Никакого народа на сцене я не видел. Может, он прятался где-то там, за декорациями? Дядя Володя, он же красный командир, сам принимал все решения, но почему-то делал это от имени народа. Может, и от моего имени тоже, только ведь мне очень даже не хотелось, чтобы папу, пусть даже и понарошке, убивали.

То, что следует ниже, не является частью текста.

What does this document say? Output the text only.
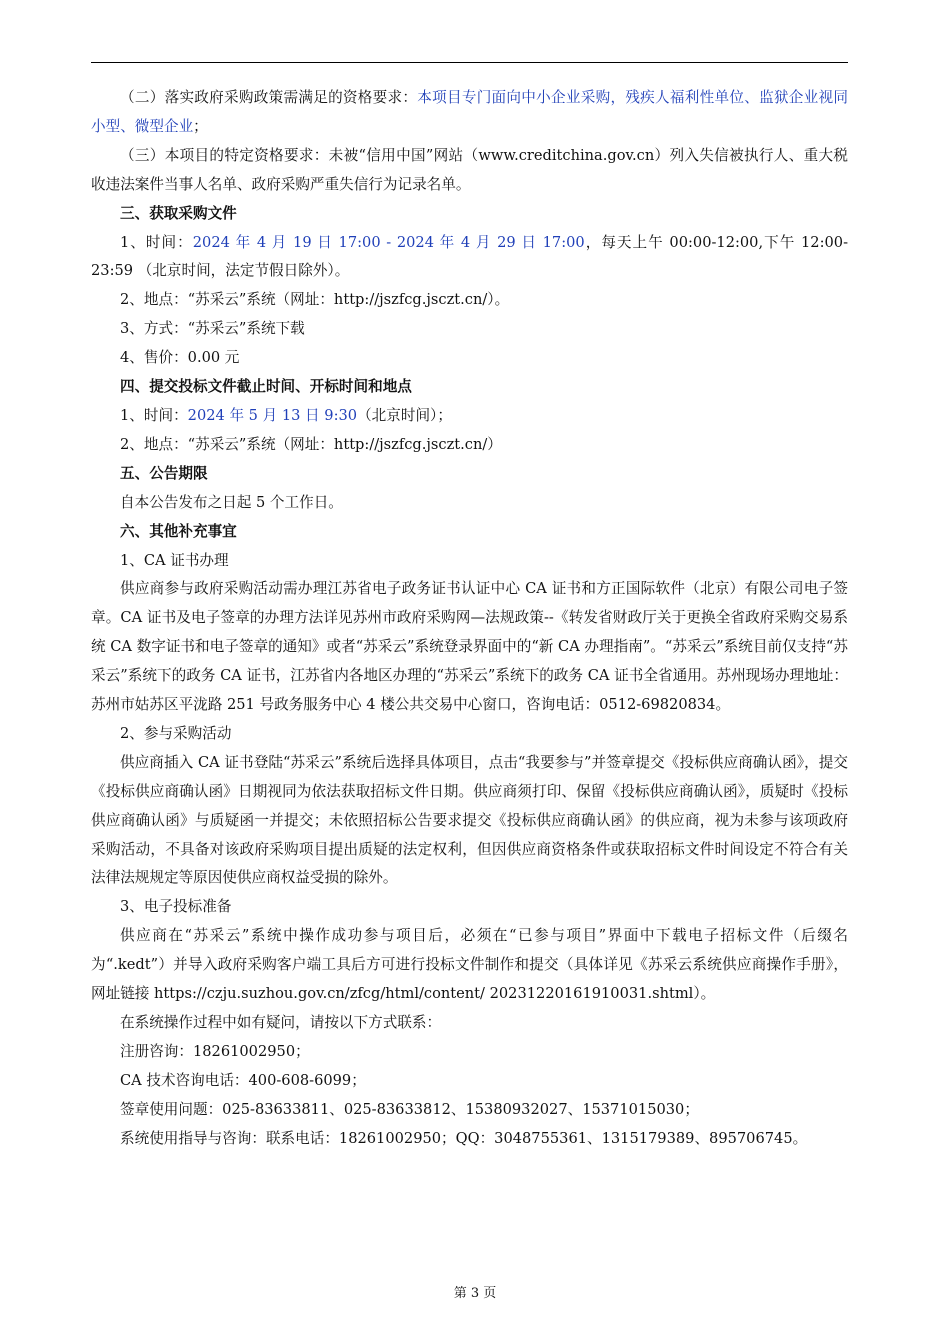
（二）落实政府采购政策需满足的资格要求：本项目专门面向中小企业采购，残疾人福利性单位、监狱企业视同小型、微型企业；

（三）本项目的特定资格要求：未被“信用中国”网站（www.creditchina.gov.cn）列入失信被执行人、重大税收违法案件当事人名单、政府采购严重失信行为记录名单。

三、获取采购文件

1、时间：2024 年 4 月 19 日 17:00 - 2024 年 4 月 29 日 17:00，每天上午 00:00-12:00,下午 12:00-23:59 （北京时间，法定节假日除外）。

2、地点：“苏采云”系统（网址：http://jszfcg.jsczt.cn/）。

3、方式：“苏采云”系统下载

4、售价：0.00 元

四、提交投标文件截止时间、开标时间和地点

1、时间：2024 年 5 月 13 日 9:30（北京时间）；

2、地点：“苏采云”系统（网址：http://jszfcg.jsczt.cn/）

五、公告期限

自本公告发布之日起 5 个工作日。

六、其他补充事宜

1、CA 证书办理

供应商参与政府采购活动需办理江苏省电子政务证书认证中心 CA 证书和方正国际软件（北京）有限公司电子签章。CA 证书及电子签章的办理方法详见苏州市政府采购网—法规政策--《转发省财政厅关于更换全省政府采购交易系统 CA 数字证书和电子签章的通知》或者“苏采云”系统登录界面中的“新 CA 办理指南”。“苏采云”系统目前仅支持“苏采云”系统下的政务 CA 证书，江苏省内各地区办理的“苏采云”系统下的政务 CA 证书全省通用。苏州现场办理地址：苏州市姑苏区平泷路 251 号政务服务中心 4 楼公共交易中心窗口，咨询电话：0512-69820834。

2、参与采购活动

供应商插入 CA 证书登陆“苏采云”系统后选择具体项目，点击“我要参与”并签章提交《投标供应商确认函》，提交《投标供应商确认函》日期视同为依法获取招标文件日期。供应商须打印、保留《投标供应商确认函》，质疑时《投标供应商确认函》与质疑函一并提交；未依照招标公告要求提交《投标供应商确认函》的供应商，视为未参与该项政府采购活动，不具备对该政府采购项目提出质疑的法定权利，但因供应商资格条件或获取招标文件时间设定不符合有关法律法规规定等原因使供应商权益受损的除外。

3、电子投标准备

供应商在“苏采云”系统中操作成功参与项目后，必须在“已参与项目”界面中下载电子招标文件（后缀名为“.kedt”）并导入政府采购客户端工具后方可进行投标文件制作和提交（具体详见《苏采云系统供应商操作手册》，网址链接 https://czju.suzhou.gov.cn/zfcg/html/content/ 20231220161910031.shtml）。

在系统操作过程中如有疑问，请按以下方式联系：

注册咨询：18261002950；

CA 技术咨询电话：400-608-6099；

签章使用问题：025-83633811、025-83633812、15380932027、15371015030；

系统使用指导与咨询：联系电话：18261002950；QQ：3048755361、1315179389、895706745。

第 3 页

И вот этот дядя Володя пришел к нам за книгой. А Марина как раз собралась пить чай. Обычно она пользовалась нашим закопченным чайником, а тут почему-то вытащила свой электрический самовар. Между прочим, он тогда диковинкой был, и стоил, надо полагать, дорого, и всего-то их пришло в сельпо двадцать штук. Но Марина работала там бухгалтером и, конечно, сумела взять один самовар себе. Он был небольшой, пузатенький такой, а брать его полагалось за тяжелые, блестящие ручки. Этот толстячок, в отличие от обычного самовара, не пыхтел и не выпускал клубы пара, а тихонечко урчал, когда вода в нем закипала. Кошка Дунька вострила уши и всякий раз опасливо забивалась в угол, откуда и пучила желтые, немигающие глаза.

Папа сказал, что обещанную книгу еще нужно отыскать. Дядя Володя хотел идти с ним, но папа отмахнулся:

— Сиди! Марина, может, чаем его напоишь?

— С удовольствием, — откликнулась Марина. — Вы, Володя, как любите чай с молоком, сахаром, вареньем?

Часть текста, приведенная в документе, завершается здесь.